Methods: This was a descriptive-cross-sectional study, conducted in the ICUs of four different hospitals in Jordan from October 2023 to March 2024. A convenience sample of 240 ICU nurses was recruited to fill out a self-administered PR questionnaire. The data were analyzed using an independent sample t-test, analysis of variance, and the Pearson correlation coefficient using the SPSS software, version 25. All conducted tests were two-tailed and considered significant when the P<0.05.

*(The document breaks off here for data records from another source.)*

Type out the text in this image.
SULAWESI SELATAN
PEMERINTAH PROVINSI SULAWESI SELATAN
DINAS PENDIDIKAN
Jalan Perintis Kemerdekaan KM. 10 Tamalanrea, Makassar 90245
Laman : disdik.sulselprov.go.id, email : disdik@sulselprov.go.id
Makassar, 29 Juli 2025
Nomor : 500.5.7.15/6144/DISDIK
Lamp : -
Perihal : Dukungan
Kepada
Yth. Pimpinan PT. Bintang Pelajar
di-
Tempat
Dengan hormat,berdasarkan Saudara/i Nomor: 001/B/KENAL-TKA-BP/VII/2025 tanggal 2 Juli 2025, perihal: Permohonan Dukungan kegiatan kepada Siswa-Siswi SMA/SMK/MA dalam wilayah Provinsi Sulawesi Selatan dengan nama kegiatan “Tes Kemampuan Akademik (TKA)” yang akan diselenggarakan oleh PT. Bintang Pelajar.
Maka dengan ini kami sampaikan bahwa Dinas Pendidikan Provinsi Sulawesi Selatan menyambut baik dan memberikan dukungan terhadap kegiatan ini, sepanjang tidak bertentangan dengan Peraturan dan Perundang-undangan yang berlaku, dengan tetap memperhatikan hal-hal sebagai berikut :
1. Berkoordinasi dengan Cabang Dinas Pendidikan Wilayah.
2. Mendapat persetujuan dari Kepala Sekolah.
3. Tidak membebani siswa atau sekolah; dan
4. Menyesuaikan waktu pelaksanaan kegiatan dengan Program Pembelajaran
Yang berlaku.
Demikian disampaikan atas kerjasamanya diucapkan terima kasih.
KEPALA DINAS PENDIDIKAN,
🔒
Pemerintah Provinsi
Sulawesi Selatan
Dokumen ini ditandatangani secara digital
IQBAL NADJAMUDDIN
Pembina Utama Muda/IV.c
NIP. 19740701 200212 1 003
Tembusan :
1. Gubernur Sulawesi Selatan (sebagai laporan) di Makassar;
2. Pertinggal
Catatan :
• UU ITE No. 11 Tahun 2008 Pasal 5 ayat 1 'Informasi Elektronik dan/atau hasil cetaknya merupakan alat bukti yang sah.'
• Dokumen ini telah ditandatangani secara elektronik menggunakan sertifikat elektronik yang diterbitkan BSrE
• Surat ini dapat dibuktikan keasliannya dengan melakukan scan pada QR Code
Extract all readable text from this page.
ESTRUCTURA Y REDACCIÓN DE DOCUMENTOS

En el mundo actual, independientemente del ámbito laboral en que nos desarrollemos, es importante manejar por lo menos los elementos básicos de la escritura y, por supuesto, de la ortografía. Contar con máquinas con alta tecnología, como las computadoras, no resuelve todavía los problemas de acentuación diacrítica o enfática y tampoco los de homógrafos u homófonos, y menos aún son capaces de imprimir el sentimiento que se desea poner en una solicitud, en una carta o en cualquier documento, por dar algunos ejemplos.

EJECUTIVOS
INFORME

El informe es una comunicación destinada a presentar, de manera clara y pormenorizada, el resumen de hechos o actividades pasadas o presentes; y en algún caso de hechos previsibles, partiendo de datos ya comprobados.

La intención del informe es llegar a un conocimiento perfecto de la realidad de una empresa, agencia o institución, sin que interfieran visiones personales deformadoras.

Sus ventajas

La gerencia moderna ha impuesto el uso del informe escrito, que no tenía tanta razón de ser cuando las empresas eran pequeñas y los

Results: The results revealed moderate knowledge (11.1±2.46), positive attitude (27.04±3.35) and good practice (37.19±3.33) regarding the use of PR. Receiving training on the use of PR had a direct significant relationship with the use of alternative methods before PR in the patients (P<0.001) and the total practice score (P=0.049). The presence of PR as part of the new hire orientation program and the number of times of using PR had a significant association with the use of alternatives before PR for the patients (P<0.0001 and P=0.043, respectively). In terms of total knowledge (P=0.01), use of alternatives (P=0.025) and practice (P<0.001) regarding the use of PRs, accredited hospitals were at a higher level, but the difference in nurses’ attitudes was not significant (P=0.839). There was a significant difference in terms of total alternatives (P=0.016), attitude (P<0.001), and practice (P=0.02) depending on the type of ICU. There were other significant relationships between the main variables among which the relationship between total knowledge and total practice (r=0.434, P<0.01), and total use of alternatives and total practice (r=0.43, P<0.01) were more powerful.
Conclusion: The current study indicates variations in nurses’ knowledge levels, attitudes, and practices across different ICUs and hospital types. These findings emphasize the importance of in-service education as a golden role in improving nurses’ knowledge levels and practices toward PR. The journey to accreditation in the management of hospitals by nursing managers and policymakers has a positive impact on improving nursing knowledge and skills regarding PR application and enhancing patient safety and care outcomes.